Карпов А. Ю.
Проложное Сказание о перенесении на Русь перста св. Иоанна Крестителя "от десныа его руки" было опубликовано в 1907 г. Н. К. Никольским по списку XVI в. (1) Несмотря на то, что этот памятник содержит уникальные сведения о важном церковно-политическом событии — перенесении из Константинополя в Киев в конце XI или начале XII в. чтимой христианской святыни — перста св. Иоанна Крестителя (Иоанна Предтечи), а также о почитании святого в древней Руси, он до сих пор остается практически не изученным. А между тем это небольшое по объему произведение занимает важное место в ряду других памятников, обосновывающих особое место Руси среди христианских народов через небесное покровительство того или иного почитаемого святого.
Сказание прославляет св. Иоанна Крестителя как покровителя не только тех стран, в которых почивали его мощи прежде (Палестина и Греческая земля), но и Руси, причем Русь как "новый народ" оказывается в одном ряду с более древними христианскими народами: "Господу Богу нашему Исусу Христу не токмо Греческую страну просветившу крещением… но и Рускую просветившу святым крещением и от идолскиа лести обратившу и въ всеи вселенеи прослави святыа Своа… Славимо же есть тело его (св. Иоанна. — А. К.) в граде Севасте, глава его и рука славима и чтима в Цариграде, в Руси славим честный его пръст в граде Киеве, всегда же имя его славимо есть.
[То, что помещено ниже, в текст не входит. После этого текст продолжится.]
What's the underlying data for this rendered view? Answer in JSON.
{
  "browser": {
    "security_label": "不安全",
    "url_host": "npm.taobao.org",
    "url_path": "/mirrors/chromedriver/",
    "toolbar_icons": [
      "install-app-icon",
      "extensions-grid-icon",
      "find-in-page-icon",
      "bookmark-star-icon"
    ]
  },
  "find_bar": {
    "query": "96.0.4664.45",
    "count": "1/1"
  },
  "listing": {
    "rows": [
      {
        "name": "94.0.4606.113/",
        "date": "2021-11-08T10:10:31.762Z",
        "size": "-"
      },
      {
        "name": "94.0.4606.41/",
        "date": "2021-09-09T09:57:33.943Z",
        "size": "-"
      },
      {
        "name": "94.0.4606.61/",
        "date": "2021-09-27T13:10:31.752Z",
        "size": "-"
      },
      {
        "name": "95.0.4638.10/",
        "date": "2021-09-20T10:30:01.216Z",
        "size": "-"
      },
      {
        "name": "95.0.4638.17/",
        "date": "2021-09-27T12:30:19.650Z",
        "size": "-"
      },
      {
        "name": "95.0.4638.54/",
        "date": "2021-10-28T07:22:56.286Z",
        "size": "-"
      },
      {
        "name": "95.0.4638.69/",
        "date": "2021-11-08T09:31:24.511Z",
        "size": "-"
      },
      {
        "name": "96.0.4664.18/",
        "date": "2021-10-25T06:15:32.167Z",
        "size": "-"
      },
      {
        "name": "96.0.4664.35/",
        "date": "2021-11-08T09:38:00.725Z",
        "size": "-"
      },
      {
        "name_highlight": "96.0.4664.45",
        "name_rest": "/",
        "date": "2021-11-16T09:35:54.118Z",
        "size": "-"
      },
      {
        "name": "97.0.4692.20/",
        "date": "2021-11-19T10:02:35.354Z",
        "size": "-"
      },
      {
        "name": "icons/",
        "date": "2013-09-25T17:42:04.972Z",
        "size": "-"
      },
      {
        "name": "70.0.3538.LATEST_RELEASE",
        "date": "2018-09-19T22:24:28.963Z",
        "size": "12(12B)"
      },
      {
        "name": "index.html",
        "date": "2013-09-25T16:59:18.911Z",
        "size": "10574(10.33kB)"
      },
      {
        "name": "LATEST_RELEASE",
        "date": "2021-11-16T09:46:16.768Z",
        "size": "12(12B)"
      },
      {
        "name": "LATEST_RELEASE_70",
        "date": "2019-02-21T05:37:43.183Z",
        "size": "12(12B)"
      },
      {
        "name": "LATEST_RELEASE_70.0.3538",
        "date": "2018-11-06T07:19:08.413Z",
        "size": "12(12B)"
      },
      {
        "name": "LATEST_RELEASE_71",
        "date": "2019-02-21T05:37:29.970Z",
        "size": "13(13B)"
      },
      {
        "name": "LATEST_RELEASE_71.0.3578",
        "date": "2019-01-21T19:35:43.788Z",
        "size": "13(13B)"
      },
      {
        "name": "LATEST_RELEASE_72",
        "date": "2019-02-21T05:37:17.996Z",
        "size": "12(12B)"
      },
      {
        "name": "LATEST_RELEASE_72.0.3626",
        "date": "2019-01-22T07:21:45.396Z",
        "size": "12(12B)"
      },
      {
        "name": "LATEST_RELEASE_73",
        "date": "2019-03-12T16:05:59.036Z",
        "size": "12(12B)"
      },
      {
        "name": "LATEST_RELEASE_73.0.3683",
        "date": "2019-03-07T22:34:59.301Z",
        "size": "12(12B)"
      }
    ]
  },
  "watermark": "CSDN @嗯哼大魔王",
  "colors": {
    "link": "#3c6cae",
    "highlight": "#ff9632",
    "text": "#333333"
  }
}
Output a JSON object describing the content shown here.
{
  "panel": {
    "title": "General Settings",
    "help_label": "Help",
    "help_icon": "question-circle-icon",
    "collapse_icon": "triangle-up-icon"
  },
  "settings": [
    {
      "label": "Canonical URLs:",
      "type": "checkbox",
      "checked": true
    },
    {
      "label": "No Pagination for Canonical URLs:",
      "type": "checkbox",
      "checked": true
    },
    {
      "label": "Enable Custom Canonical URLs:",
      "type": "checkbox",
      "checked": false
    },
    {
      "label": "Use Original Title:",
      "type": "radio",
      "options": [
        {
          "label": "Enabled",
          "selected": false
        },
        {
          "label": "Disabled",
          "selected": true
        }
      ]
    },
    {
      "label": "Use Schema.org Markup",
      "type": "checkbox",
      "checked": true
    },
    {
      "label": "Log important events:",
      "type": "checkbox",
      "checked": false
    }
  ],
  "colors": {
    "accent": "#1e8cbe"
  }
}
Уже бо Господеви Богу нашему посетившу новаго Своего винограда земля Рускиа, иже насади десница Его (ср. Пс. 79: 15—16), и Своим изволением даст приити честныа рука Предтечевы пръсту от Царяграда в Русь, иже пренесен бысть в град великий Киев при князи Владимере Мономасе в лето 6 [тысяч] шестсотное и положен бысть в церкви Святаго Иоана на Сетомли, у Купшина монастыря" (2).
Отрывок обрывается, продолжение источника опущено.